Forrester defines Datawarehouse Automation (DWA) as “DWA is not a data warehouse appliance, nor data-warehouse-as-a-service (DWaaS) – it’s software that automatically generates a data warehouse by analyzing the data itself and applying best practices for DW design embedded in the technology. Another name for this type of technology is “metadata-generated analytics”.
The automation scenario has changed over the last decade or so with a multitude of DWA tools coming into the market. Some of the more established technology players like Microsoft, Google have launched their own DWA tools. There has been a spurt in the availability of automation tools from small startups. This has obviously led to fierce competition which is good for the end consumer as he will get the best product. DWA is just a collection of DWH best practices bundled into software to provide businesses with faster access to insights and their data.
Features of a DWA tool
- Simplified capture of the Data Warehouse Design.
- Automated Build (i.e.

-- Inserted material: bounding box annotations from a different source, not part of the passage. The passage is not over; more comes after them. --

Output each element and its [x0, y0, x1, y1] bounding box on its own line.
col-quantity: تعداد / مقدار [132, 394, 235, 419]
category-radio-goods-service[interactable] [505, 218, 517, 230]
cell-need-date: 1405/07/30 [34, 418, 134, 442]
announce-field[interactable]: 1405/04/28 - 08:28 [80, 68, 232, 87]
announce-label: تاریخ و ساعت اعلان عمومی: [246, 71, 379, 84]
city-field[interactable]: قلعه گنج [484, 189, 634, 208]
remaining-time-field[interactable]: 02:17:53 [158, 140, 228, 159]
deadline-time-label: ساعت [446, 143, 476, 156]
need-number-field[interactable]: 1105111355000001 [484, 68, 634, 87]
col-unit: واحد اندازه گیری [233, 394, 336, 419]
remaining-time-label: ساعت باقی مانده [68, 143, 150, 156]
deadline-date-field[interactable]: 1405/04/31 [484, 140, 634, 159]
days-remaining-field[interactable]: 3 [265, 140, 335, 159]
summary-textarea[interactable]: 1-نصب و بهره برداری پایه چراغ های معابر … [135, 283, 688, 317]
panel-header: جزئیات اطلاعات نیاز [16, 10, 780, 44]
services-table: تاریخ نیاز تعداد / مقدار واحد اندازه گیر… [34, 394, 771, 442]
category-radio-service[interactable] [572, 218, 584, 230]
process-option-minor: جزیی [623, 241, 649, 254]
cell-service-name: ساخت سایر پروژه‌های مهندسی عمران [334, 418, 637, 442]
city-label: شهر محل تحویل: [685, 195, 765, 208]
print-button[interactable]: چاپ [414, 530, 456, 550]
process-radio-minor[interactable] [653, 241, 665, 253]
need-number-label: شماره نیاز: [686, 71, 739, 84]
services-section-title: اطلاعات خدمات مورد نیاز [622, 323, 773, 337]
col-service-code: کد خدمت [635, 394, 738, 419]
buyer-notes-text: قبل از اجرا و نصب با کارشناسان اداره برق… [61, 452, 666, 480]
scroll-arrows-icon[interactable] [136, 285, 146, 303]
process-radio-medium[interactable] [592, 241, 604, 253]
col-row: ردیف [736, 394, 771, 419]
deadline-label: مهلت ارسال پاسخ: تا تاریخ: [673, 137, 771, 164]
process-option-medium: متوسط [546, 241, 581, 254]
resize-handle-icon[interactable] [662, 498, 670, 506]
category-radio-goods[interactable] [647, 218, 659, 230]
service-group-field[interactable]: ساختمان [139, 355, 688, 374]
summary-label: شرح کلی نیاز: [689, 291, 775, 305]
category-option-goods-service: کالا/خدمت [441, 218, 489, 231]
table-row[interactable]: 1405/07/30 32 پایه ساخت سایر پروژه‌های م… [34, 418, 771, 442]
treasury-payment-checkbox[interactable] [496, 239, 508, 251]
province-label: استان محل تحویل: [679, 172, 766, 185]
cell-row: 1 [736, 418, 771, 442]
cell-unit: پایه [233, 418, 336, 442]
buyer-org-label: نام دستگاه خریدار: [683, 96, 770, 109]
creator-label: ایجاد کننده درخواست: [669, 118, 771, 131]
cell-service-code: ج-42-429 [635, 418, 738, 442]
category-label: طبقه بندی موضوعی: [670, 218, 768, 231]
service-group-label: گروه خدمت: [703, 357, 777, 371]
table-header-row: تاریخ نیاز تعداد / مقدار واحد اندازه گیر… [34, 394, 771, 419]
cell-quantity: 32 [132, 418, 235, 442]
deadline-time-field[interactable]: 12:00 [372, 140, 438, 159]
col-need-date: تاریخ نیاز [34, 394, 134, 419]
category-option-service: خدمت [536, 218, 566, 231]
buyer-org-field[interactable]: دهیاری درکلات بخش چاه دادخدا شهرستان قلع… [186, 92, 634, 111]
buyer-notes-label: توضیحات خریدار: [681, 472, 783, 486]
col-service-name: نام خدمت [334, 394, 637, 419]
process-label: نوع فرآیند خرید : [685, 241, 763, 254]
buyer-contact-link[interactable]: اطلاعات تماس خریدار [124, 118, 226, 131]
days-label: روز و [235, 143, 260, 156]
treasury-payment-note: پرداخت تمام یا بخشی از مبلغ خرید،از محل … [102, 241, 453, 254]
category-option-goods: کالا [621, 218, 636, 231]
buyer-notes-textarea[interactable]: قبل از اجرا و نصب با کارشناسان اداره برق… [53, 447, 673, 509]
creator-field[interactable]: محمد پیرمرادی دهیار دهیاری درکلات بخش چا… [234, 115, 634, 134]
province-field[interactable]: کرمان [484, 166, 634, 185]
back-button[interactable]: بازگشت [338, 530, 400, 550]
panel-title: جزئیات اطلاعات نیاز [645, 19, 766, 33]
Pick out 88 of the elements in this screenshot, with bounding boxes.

Generate Code and metadata)
- Automated Deployment of code to the Server
- Automated Batch execution of the ETL code on the Server.

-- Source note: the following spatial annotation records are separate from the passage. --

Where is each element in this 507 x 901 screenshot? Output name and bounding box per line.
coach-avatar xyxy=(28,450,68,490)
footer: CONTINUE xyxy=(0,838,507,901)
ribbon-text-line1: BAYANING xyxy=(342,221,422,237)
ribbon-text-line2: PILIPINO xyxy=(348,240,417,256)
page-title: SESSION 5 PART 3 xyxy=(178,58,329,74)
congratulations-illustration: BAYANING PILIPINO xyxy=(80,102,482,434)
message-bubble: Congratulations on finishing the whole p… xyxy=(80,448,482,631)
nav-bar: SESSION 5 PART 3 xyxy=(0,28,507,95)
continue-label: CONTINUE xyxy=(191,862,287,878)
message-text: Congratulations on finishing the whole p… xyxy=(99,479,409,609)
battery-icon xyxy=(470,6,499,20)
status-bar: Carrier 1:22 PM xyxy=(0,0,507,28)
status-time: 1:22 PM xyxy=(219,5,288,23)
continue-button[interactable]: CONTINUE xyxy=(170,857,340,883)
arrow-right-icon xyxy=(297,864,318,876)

- Automated Monitoring and Reporting of the Batch execution.
- Automated optimization of data loads (Parallel Vs Series).
- Metadata based active governance and control of your data.

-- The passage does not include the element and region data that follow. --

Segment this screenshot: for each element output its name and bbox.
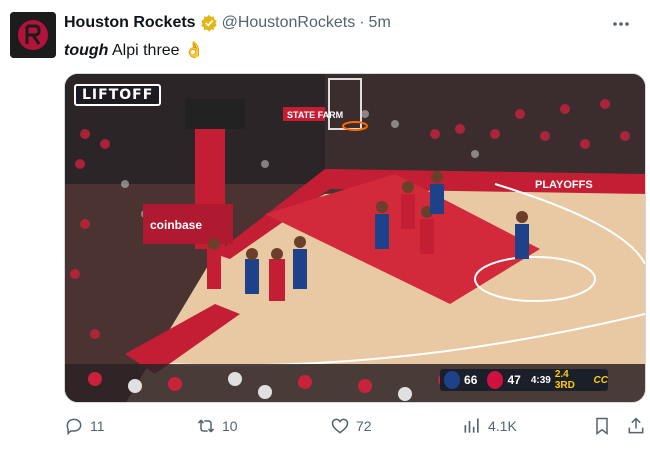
basketball-court-image: coinbase STATE FARM PLAYOFFS	[65, 74, 645, 402]
court-banner-label: STATE FARM	[287, 110, 343, 120]
like-button[interactable]: 72	[330, 416, 372, 436]
liftoff-logo: LIFTOFF	[74, 84, 162, 106]
away-score: 66	[464, 373, 478, 387]
timestamp[interactable]: 5m	[369, 14, 391, 32]
like-count: 72	[356, 418, 372, 434]
verified-badge-icon	[200, 14, 218, 32]
reply-icon	[66, 418, 82, 436]
playoffs-label: PLAYOFFS	[535, 179, 593, 191]
views-chart-icon	[464, 418, 479, 433]
tweet-actions: 11 10 72 4.1K	[64, 416, 646, 440]
share-icon[interactable]	[626, 416, 646, 436]
network-logo: CC	[593, 374, 608, 386]
tweet-media-image[interactable]: coinbase STATE FARM PLAYOFFS	[64, 73, 646, 403]
heart-icon	[331, 418, 349, 434]
tweet-text: tough Alpi three 👌	[64, 40, 204, 60]
separator-dot: ·	[359, 14, 365, 31]
tweet-text-body: Alpi three 👌	[108, 42, 204, 59]
liftoff-label: LIFTOFF	[82, 87, 154, 103]
tweet-text-emphasis: tough	[64, 42, 109, 59]
reply-count: 11	[90, 418, 105, 434]
bookmark-icon[interactable]	[592, 416, 612, 436]
game-quarter: 2.4 3RD	[554, 369, 575, 391]
home-score: 47	[507, 373, 521, 387]
game-clock: 4:39	[530, 374, 551, 386]
coinbase-label: coinbase	[150, 218, 202, 232]
views-button[interactable]: 4.1K	[462, 416, 517, 436]
more-options-icon[interactable]	[610, 14, 632, 34]
repost-icon	[197, 419, 215, 433]
repost-count: 10	[222, 418, 238, 434]
warriors-logo-icon	[444, 371, 461, 389]
tweet-card[interactable]: Houston Rockets @HoustonRockets · 5m tou…	[0, 0, 650, 455]
reply-button[interactable]: 11	[64, 416, 105, 436]
views-count: 4.1K	[488, 418, 517, 434]
author-name[interactable]: Houston Rockets	[64, 14, 196, 32]
scorebug: 66 47 4:39 2.4 3RD CC	[440, 369, 608, 391]
repost-button[interactable]: 10	[196, 416, 238, 436]
avatar[interactable]	[10, 12, 56, 58]
author-handle[interactable]: @HoustonRockets	[222, 14, 356, 32]
rockets-team-icon	[487, 371, 504, 389]
rockets-logo-icon	[10, 12, 56, 58]
tweet-header: Houston Rockets @HoustonRockets · 5m	[64, 14, 391, 32]
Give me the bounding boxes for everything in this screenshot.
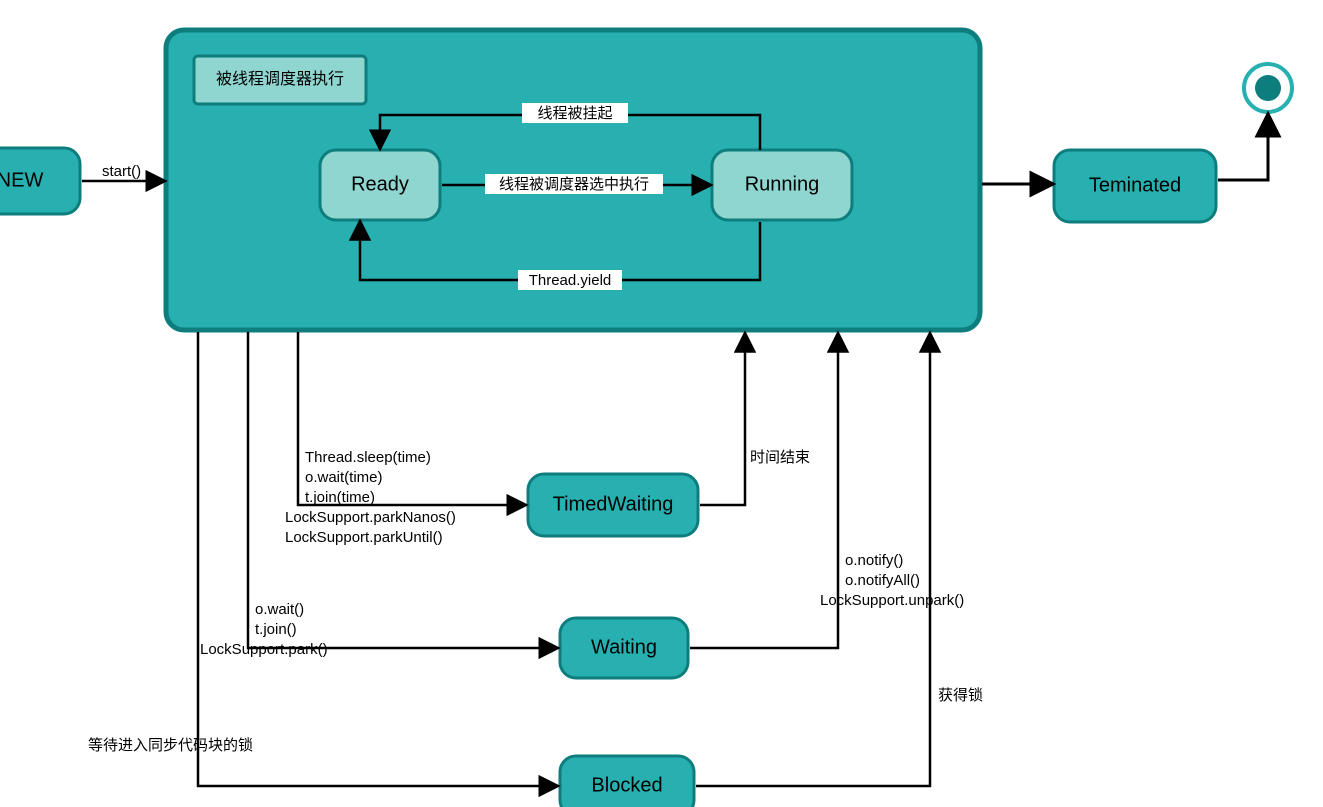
edge-timeend-label: 时间结束 xyxy=(750,449,810,466)
edge-to-waiting-l0: o.wait() xyxy=(255,601,304,618)
edge-yield-label: Thread.yield xyxy=(529,272,612,289)
state-new-label: NEW xyxy=(0,169,43,191)
group-title: 被线程调度器执行 xyxy=(216,70,344,88)
edge-start-label: start() xyxy=(102,163,141,180)
edge-from-waiting xyxy=(690,334,838,648)
edge-end xyxy=(1218,115,1268,180)
edge-to-blocked-label: 等待进入同步代码块的锁 xyxy=(88,736,253,754)
edge-to-timedwaiting-l3: LockSupport.parkNanos() xyxy=(285,509,456,526)
state-waiting-label: Waiting xyxy=(591,636,657,658)
edge-timeend xyxy=(700,334,745,505)
edge-from-blocked-label: 获得锁 xyxy=(938,687,983,704)
edge-to-timedwaiting-l0: Thread.sleep(time) xyxy=(305,449,431,466)
edge-to-timedwaiting-l2: t.join(time) xyxy=(305,489,375,506)
state-ready-label: Ready xyxy=(351,173,409,195)
edge-to-waiting-l2: LockSupport.park() xyxy=(200,641,328,658)
edge-to-timedwaiting-l4: LockSupport.parkUntil() xyxy=(285,529,443,546)
edge-suspended-label: 线程被挂起 xyxy=(537,105,612,122)
edge-from-waiting-l2: LockSupport.unpark() xyxy=(820,592,964,609)
edge-from-waiting-l0: o.notify() xyxy=(845,552,903,569)
state-running-label: Running xyxy=(745,173,820,195)
edge-to-timedwaiting-l1: o.wait(time) xyxy=(305,469,383,486)
end-node-inner xyxy=(1255,75,1281,101)
edge-to-blocked xyxy=(198,332,557,786)
state-terminated-label: Teminated xyxy=(1089,174,1181,196)
state-timedwaiting-label: TimedWaiting xyxy=(553,493,674,515)
edge-from-waiting-l1: o.notifyAll() xyxy=(845,572,920,589)
edge-selected-label: 线程被调度器选中执行 xyxy=(499,176,649,193)
state-blocked-label: Blocked xyxy=(591,774,662,796)
edge-to-waiting-l1: t.join() xyxy=(255,621,297,638)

- Agility in responding faster to the changing business needs.
In the past Data warehousing has taken too long and the results haven’t been too flexible. A small change or improvement could take up to weeks or months to be implemented. Amid this progression towards DWA, a lot of other options were tried like Big Data, Self Service BI etc. But a Data warehouse provides additional benefits like
- The ability to store history.
- Reduced risk of reliance on key individuals.
- Data augmentation.
Automation does not mean throwing out the concepts of Data Warehousing, in fact, it reinforces the same concepts with more focus on the execution of the Data Warehouse development.
DWA is often confused with Self-serve Data Preparation (SSDP). This is not entirely correct. SSDP is primarily meant for data scientists/data engineers working on specific use-cases. It is not meant to be used for Enterprise level DWH deployments. DWA and SSDP offer different features. Holistic/enterprise metadata control is not the same as building one simple (SSDP) pipeline in a cloud-based solution.
The main aim of these automation tools is to create solutions which make it possible for business users to access data, integrated from multiple sources and to prepare that data using drag and drop features and a simple, intuitive interface. They should be able to perform
- Data Preparation
- Test theories and hypotheses.
- Prototype test price points.
Most of the DWA tools available in the market are GUI based and you can set up a DWH with just a few clicks. Many of the existing DWA tools offer lineage functionalities as well as automated regression and quality tests, efficient loading routines, simplified deployments between environments and extensive generation of documentation.
A simple illustration of different functions covered by a DWA tool is in the image below.
With all the digital disruption happening around the globe, it is more important than ever to make sense of the abundant pools of data. Businesses need the ability to make smarter decisions at a click of a button. Traditional DWH methodologies and best practices must come together in building a data solution which can support the ever-changing business needs, hence the need for automation.